You’ve surely heard by now that the Los Angeles Rams have traded for the No. 1 overall pick in the upcoming NFL Draft. This means that, on April 28, either Jared Goff from the University of California or Carson Wentz of North Dakota State will be playing football in Southern California.
And the other guy will likely wind up (egad) a Cleveland Brown.
It’s a funny thing that hasn’t been discussed much. When the NFL Draft is broached, we cite arm strength, mobility, organizational stability, offensive line depth, support systems, playbooks. But rarely do we delve into geography; into the fact that these men are about to relocate their lives (oftentimes permanently) to far-away lands and unfamiliar cities.

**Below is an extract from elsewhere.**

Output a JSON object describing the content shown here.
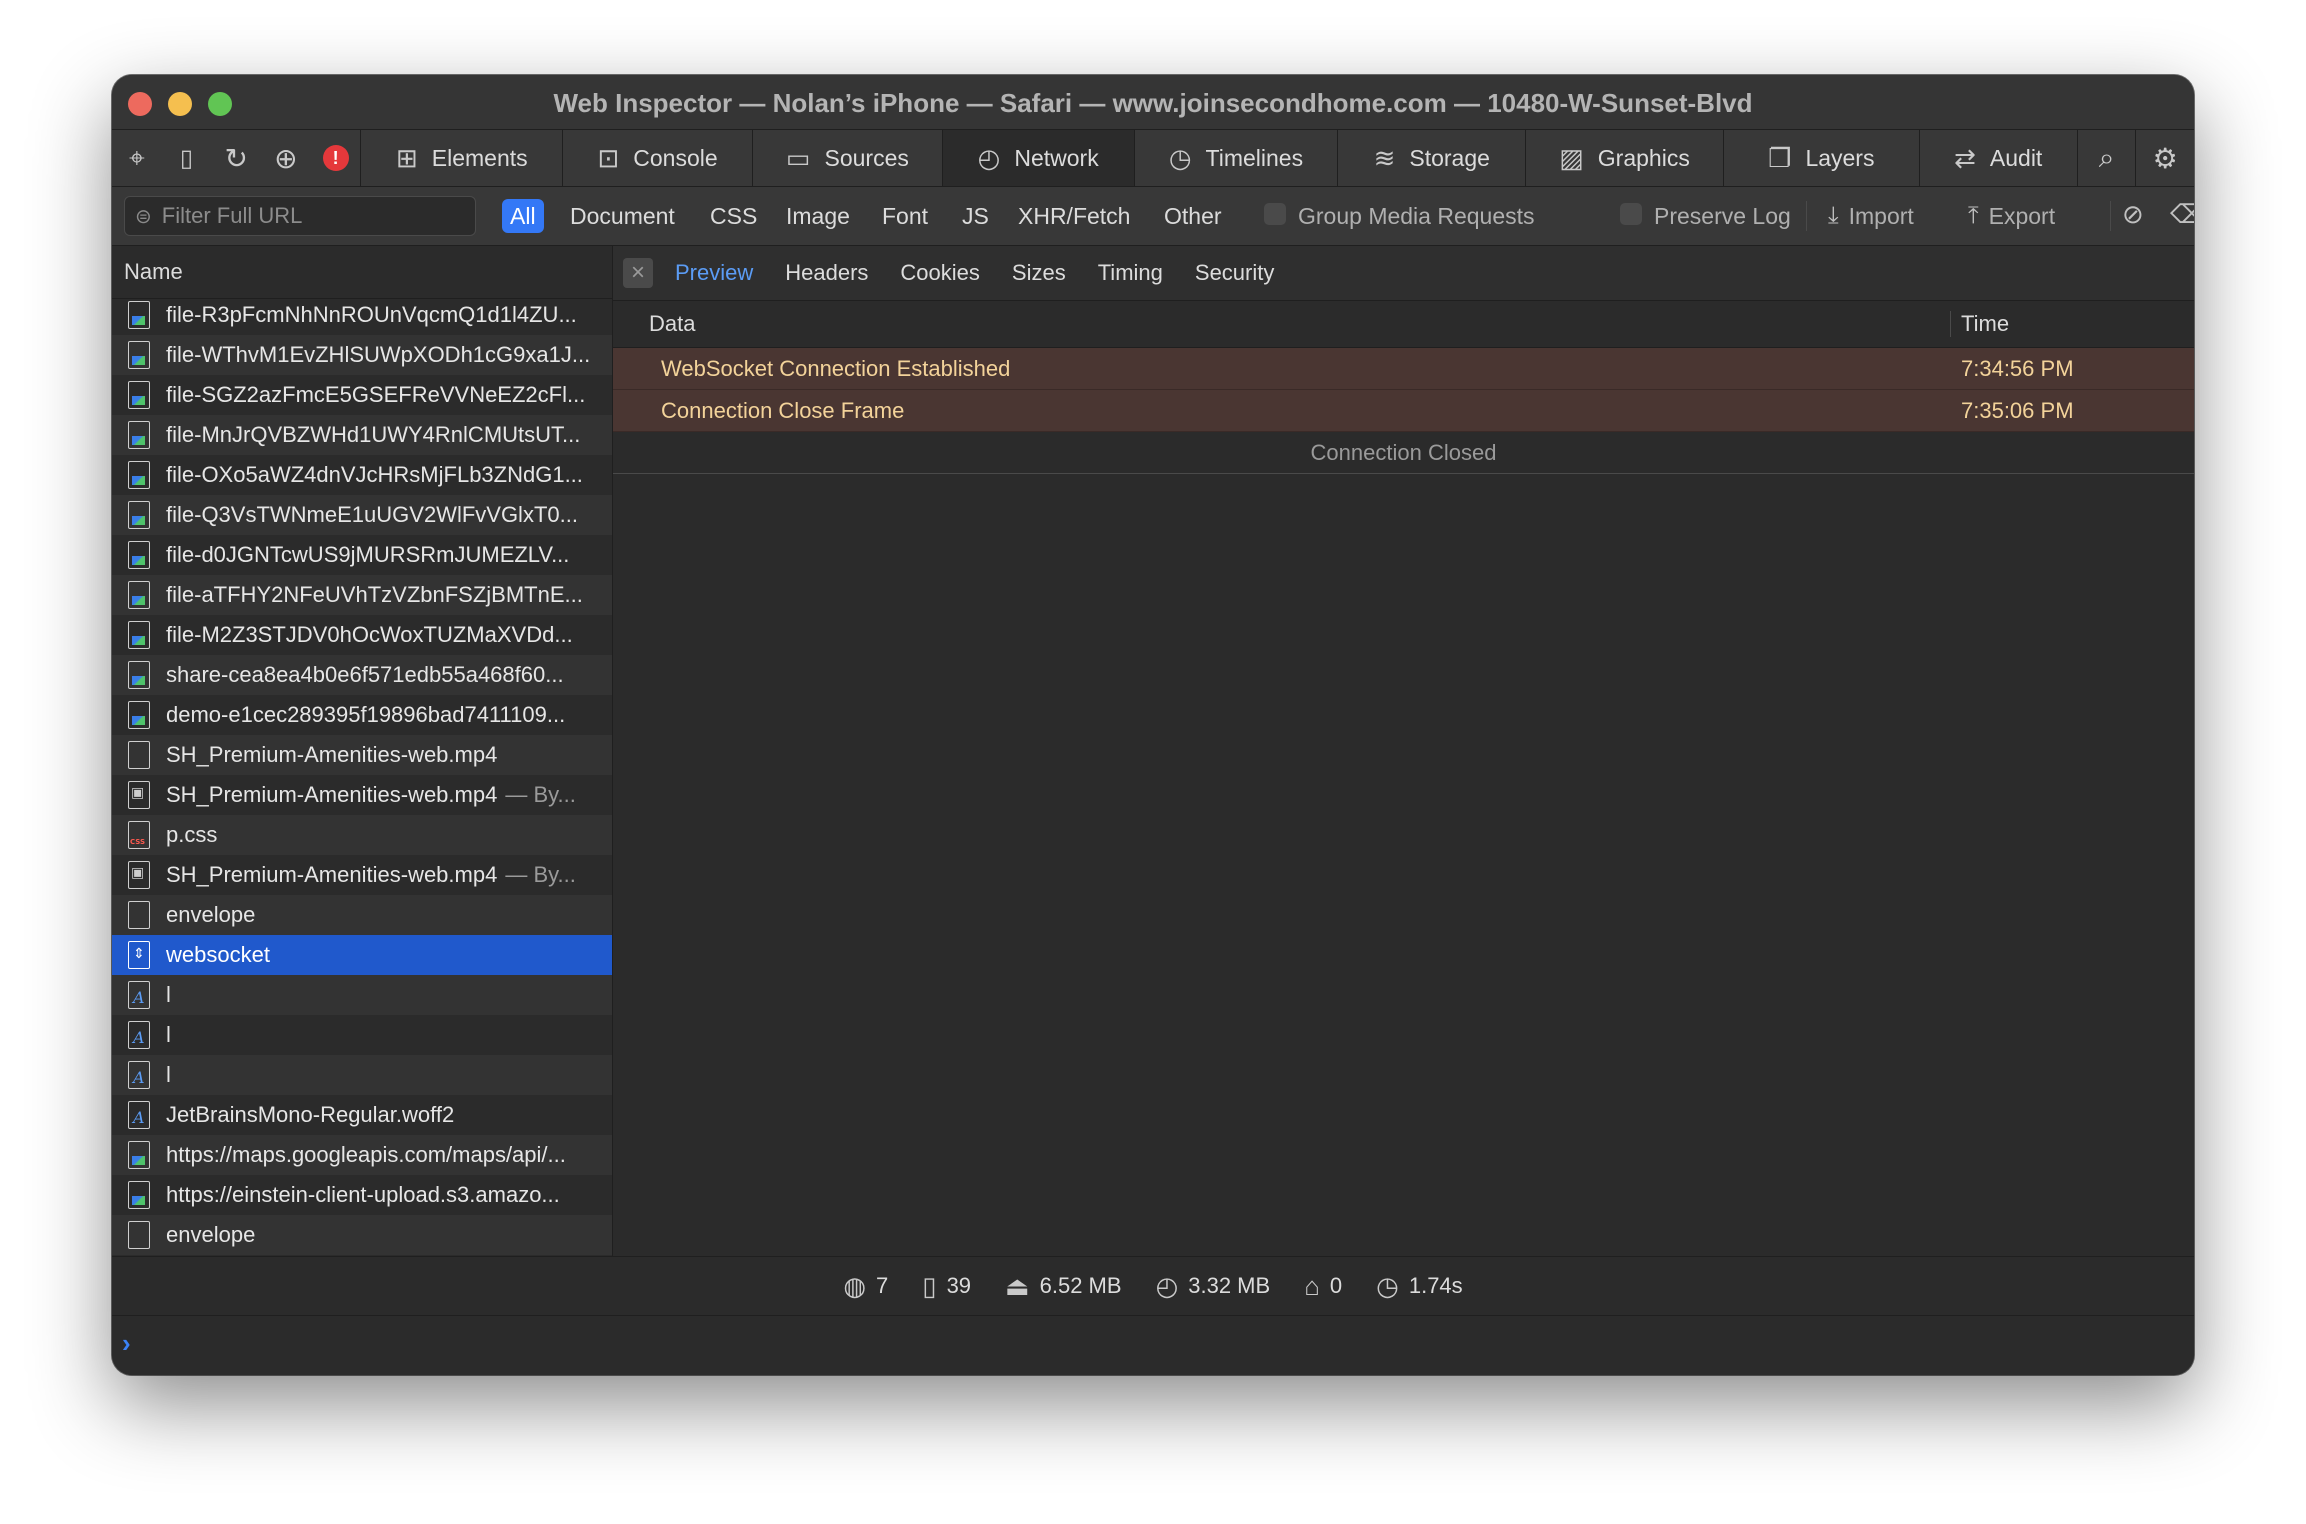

One quarterback goes to Los Angeles.
One quarterback goes to Cleveland.
I live near Los Angeles. It’s awesome. Yeah, the traffic blows. But to be 22 … 23 and playing football in Southern California. Well, it’s gotta be magical. First, you’re the wealthy new quarterback in town. You’re single, you’re handsome, you’re athletic. You’re standing at the line of scrimmage, sun glistening off your helmet, some Vince Ferragamo eye black coolly smudged onto your face. You are, simply, the man. Plus, your team has talent. And freshness. The return of the Rams! Football is back!
I’ve been to Cleveland. It sucks. Yeah, the people are good and hard working and loyal. But it’s a gray, gloomy city with a ton of heart but, eh, not so many activities. It’s the last place one would want to start his NFL career; the stadium is a graveyard for promising existences beaten to the ground. Here lies Tim Couch. Here lies Trent Richardson. Here lies Brandon Weeden. Here lies Johnny Maziel. I’d rather be a Titan than a Brown—and that organization does nothing right. Because at least you’d be in Nashville. Which is pretty sweet.
My advice to Goff and Wentz: Pray for Los Angeles.